Eventually, we settled on the myKarma hotspot. Here’s why we love it:
- Nationwide LTE coverage: The myKarma has more than 460 cities of coverage and is on Sprint’s LTE network. (See the coverage map) Sprint is known for specializing in rural areas, so it will have the most coverage at camping sites.
- You only pay for the data you use: There are no monthly fees to use myKarma. You purchase data, then use it at your convenience. No contracts.
- Affordable Data: Data is a straightforward $15/GB, which you can buy in increments of 1GB, 5GB, or 10GB. Or, you can try pulse, which drops the cost of data down as low as $3/GB
- The ability to earn FREE data: One of my favorite features is earning free data every time a friend connects to my Karma hotspot. Friends won’t use the data you paid for, but they can connect completely free! When they do, they’ll get 100mb of free data, and so will you!
- The device is affordable and reliable: The device runs on Sprint’s network (reliable), and is only $99 ($49 if you get it on sale!)
- Connect up to 8 devices to the Karma at once: A game-changing feature.
- Speeds as high as 25 Mbps: We have been REALLY impressed with the speeds. I work remotely, editing pictures online, uploading and downloading videos and images, as well as working with Pinterest (a lot, since Pinterest management is my job) and the internet has always been fast enough to do my work with.
Camping Wifi Alternatives
If you’re looking for data that costs a bit less, and are open to a monthly contract, then Verizon or Sprint are going to be your best bets. Both are incredibly reliable, with about the same monthly costs, just be sure to check the coverage map for the area in which you usually camp, as their networks differ slightly.
Be prepared to sign a 2-year contract, or pay $200+ for the hotspot device, but if you’re constantly on the road a monthly service plan might just the the right option for you.
One final note about mobile data contracts: Basically every company has phased out unlimited data plans, but if you have $1,000 to shell out for a “grandfathered” unlimited data plan you can save a BUNCH of money in the long run by paying a bundle to assume someone else’s plan NOW. Check out eBay for a grandfathered data plan to find the most options.
In rural areas, sometimes the only internet you can get is satellite internet (also known as line-of-sight) internet.
Satellite internet involves a physical dish attached to the outside of your camper, and while you can use it nearly everywhere in the country, you do have to set up and take down the dish at each new campsite, and it will almost definitely require adjustments each time to find the best signal.
BUT, if you live on the road, or just need unlimited data at a lower price, satellite internet is far-reaching and affordable.
Did you know you can actually get FREE internet if you don’t usually camp very far out?
That’s right! FreedomPop has a really cool FREE data program that allows you 200mb of data free every month. They have free SIM cards for tablets, or you can purchase (for a small fee) a hotspot that gives you free data each month.
It’s not a lot of data, but if your internet needs are pretty light, then why not go free?

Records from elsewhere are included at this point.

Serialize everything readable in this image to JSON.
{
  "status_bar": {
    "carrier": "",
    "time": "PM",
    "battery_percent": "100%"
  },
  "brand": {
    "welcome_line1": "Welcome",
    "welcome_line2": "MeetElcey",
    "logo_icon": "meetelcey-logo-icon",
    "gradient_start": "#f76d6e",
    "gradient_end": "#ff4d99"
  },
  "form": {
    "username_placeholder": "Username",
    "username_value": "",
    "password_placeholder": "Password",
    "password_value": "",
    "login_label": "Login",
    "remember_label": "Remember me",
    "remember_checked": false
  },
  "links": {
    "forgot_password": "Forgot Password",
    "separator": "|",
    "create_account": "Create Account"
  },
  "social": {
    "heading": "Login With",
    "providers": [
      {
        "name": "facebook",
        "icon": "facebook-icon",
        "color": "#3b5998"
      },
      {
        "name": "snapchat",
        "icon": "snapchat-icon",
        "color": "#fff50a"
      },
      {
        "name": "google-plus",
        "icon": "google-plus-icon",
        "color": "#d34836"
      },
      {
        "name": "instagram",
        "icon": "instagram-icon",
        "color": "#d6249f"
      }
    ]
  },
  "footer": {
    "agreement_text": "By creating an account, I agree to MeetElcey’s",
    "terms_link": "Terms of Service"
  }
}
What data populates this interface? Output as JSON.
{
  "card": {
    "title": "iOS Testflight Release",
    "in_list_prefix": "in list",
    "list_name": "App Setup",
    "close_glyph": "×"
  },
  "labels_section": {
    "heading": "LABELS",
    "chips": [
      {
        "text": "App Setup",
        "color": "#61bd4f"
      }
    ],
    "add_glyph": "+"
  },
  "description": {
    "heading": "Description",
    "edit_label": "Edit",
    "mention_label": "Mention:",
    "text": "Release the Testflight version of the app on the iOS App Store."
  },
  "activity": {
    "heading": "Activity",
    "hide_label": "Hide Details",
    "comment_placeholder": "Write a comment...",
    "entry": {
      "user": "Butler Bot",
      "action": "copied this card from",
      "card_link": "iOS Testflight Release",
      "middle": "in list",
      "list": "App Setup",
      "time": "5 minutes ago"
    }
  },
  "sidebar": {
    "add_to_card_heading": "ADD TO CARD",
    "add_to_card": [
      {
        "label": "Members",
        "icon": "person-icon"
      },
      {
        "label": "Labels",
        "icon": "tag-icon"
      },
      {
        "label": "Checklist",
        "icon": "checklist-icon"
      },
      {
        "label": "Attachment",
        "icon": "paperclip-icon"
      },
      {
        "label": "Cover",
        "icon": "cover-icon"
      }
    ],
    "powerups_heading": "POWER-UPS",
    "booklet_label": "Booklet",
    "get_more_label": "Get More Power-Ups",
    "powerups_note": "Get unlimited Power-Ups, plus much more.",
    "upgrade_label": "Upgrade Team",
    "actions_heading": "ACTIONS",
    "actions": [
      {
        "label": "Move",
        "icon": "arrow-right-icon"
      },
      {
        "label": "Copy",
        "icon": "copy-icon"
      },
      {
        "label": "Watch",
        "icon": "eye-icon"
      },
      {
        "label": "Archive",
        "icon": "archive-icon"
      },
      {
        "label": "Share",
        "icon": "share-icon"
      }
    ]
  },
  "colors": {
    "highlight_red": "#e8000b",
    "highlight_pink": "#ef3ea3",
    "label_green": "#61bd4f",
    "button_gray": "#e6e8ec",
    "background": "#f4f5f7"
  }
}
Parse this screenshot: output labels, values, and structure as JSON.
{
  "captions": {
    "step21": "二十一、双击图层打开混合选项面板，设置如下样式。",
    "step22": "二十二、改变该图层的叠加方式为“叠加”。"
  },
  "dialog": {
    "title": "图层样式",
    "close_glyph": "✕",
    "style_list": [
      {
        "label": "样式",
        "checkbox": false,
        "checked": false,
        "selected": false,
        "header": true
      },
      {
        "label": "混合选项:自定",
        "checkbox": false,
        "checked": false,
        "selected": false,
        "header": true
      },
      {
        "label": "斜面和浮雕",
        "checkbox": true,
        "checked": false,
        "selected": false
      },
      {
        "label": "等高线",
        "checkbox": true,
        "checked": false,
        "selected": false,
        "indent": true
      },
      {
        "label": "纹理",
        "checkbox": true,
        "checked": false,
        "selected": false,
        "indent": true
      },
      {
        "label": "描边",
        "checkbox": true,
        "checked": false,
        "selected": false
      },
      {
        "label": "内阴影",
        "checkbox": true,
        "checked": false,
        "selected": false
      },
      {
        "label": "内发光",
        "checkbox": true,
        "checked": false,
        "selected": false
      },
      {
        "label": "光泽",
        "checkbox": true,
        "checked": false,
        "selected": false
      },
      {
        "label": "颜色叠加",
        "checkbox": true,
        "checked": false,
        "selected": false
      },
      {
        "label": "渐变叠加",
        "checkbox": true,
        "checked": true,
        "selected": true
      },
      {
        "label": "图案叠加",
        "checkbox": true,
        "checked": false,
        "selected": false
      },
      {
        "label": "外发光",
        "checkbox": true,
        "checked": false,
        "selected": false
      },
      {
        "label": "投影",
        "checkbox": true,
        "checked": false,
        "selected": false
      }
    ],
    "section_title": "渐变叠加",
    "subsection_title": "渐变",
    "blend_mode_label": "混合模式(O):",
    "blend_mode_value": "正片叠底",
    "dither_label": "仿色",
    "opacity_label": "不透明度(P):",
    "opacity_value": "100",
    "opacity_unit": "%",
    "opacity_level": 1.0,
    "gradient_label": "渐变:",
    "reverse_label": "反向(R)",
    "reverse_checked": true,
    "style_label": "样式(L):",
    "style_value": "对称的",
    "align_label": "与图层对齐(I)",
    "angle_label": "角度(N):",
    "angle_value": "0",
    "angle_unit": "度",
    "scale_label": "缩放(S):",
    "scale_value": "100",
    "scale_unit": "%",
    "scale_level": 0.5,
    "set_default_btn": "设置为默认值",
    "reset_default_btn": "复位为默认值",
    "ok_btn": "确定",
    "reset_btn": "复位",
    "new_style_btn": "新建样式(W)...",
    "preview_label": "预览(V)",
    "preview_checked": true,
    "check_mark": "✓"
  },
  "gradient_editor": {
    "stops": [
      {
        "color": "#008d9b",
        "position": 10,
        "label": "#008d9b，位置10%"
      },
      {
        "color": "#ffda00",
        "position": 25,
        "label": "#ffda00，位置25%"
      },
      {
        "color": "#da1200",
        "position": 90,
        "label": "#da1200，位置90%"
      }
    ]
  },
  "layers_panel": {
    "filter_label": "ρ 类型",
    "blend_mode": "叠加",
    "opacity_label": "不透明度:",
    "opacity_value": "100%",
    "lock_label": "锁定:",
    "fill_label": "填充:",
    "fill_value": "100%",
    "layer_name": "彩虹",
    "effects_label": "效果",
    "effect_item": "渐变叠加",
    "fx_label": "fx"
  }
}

Finally, in a pinch, phone tethering can get you connected while camping.
Some carriers will allow you to do this, and others won’t, so be sure to check your terms before doing this.
We use Republic Wireless because their plans start at $15/month with no contracts, and they just recently introduced a tethering feature to their service which I’ve used in a pinch. It’s easy and great a backup for when I’ve accidentally packed my hospot instead of leaving it out and need to get some email handled!
What is your favorite solution for camping internet service?